The surfaces are polished. Before being used, the substrates are ultrasonically cleaned for five minutes in a solution of one percent of sodium hypochlorite. To remove a possible deposit of sodium hypochlorite, they are ultrasonically cleaned for another five minutes in bidistilled water and rinsed three times in bidistilled water.

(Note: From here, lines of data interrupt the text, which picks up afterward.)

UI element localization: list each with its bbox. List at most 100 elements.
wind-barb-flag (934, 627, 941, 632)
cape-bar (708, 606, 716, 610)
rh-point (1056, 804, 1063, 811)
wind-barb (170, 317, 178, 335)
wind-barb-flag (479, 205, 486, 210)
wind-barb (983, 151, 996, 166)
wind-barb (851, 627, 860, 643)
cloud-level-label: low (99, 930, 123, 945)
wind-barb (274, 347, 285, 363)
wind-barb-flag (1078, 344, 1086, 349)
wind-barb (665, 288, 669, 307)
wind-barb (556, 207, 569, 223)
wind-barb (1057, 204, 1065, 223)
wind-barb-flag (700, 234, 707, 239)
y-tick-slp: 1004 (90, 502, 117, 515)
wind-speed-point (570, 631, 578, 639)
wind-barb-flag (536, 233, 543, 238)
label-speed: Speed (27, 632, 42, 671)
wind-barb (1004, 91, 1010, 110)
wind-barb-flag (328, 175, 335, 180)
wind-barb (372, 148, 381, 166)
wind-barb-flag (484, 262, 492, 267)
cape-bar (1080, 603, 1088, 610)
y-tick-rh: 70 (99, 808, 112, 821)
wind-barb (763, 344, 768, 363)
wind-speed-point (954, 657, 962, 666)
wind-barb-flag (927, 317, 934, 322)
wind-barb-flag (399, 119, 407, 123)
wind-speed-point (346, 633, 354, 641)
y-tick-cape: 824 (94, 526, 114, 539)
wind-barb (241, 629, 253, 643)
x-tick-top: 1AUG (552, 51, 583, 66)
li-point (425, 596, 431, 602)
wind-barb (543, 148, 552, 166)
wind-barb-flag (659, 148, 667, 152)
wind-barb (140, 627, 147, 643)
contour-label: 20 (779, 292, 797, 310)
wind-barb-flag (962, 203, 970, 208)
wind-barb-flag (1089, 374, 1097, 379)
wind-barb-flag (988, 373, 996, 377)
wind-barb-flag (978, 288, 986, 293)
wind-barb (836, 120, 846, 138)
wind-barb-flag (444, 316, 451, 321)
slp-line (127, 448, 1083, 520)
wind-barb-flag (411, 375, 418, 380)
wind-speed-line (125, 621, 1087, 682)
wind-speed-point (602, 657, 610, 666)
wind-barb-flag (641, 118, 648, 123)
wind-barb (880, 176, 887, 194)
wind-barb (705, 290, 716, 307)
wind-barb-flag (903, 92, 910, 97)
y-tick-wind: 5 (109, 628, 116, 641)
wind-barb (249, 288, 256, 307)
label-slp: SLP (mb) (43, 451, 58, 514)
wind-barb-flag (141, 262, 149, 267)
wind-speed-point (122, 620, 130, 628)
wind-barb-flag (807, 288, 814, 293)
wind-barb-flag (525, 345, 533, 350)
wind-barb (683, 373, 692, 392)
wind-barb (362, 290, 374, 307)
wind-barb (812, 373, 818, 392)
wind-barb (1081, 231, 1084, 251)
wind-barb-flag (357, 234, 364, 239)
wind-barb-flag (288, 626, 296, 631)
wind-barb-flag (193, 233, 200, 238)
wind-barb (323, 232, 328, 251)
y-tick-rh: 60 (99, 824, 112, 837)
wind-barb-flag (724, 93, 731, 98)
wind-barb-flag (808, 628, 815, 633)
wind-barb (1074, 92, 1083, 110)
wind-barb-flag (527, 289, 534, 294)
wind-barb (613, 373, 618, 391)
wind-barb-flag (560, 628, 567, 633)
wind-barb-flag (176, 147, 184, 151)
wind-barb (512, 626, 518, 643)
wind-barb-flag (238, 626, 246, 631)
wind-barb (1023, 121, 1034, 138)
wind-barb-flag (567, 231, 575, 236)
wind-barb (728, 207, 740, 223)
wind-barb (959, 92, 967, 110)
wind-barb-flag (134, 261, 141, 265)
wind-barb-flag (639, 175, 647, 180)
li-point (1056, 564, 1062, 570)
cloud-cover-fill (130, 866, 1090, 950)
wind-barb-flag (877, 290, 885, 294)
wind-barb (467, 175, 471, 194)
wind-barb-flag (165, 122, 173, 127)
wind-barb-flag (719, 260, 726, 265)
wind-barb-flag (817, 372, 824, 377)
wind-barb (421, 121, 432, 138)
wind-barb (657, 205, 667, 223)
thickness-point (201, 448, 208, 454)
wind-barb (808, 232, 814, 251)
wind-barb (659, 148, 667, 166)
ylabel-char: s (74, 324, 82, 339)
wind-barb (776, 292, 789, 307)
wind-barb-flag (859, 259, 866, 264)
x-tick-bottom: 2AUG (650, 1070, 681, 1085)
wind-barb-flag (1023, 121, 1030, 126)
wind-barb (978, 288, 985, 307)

4.2.2, Protein films on silanised substrates:

Approximately ten millimetres by five millimetres large silicon wafer pieces serve as substrate in this case. First they are cleaned for fifteen minutes in a solution consisting to two thirds of concentrated sulphuric acid and to one third of a thirty-five percent solution of hydrogen peroxide. This cleaning solution is called piranha solution for its ability to remove most organic matter. Afterwards the substrates are rinsed with bidistilled water and dried with nitrogen. Then they are placed for one hour under protective gas in a mixture of 20 ml of dry toluene and 0.5 ml of 3-aminopropyl-tri(ethoxy)silane (APTES). First the APTES hydrolises with the residual water in the solution to form a silanol. The latter can covalently bind to the oxide atoms of the silicon oxide to form a monolayer as shown in figure 14. At the same time the silane can also polymerise. To remove polymerised silane from the surface, the samples are given into an ultrasonic bath for fifteen minutes in ethanol.Then they are rinsed with bidistilled water. Silanised substrates are imaged with a scanning electron microscope (SEM) by Dr. Stefan Trellenkamp, Nano+BioCenter Kaiserslautern. When the samples are not sonicated in ethanol, many aggregates of polymerised silane can be found on the surface. Their number is strongly reduced after sonication. Glutardialdehyde serves as link between the silane and the protein. It shall bind to the silane as shown in figure 16. Therefore the samples are placed for one hour in a five percent (volume / volume) solution of glutardialdehyde in pH 7 buffer solution. The pH-value of the buffer solution is adjusted by mixing a 0.1 molar solution of sodium di(hydrogen)phosphate (NaH2PO4) and a 0.1 molar solution of disodium hydrogenphosphate (Na2HPO4). It is controlled with a pH electrode ‘Testo 252’ by ‘Testo’, Germany. After the adsorption of glutardialdehyde the samples are rinsed with buffer solution. The actual protein adsorption also takes place in pH 7 buffer solution for one hour with protein concentrations of two grammes per litre. All adsorption steps are effectuated at room temperature. To remove loosely bound protein, the samples are rinsed with fresh buffer solution. In a last step they are rinsed another three times with bidistilled water to remove buffer salts and dried with argon.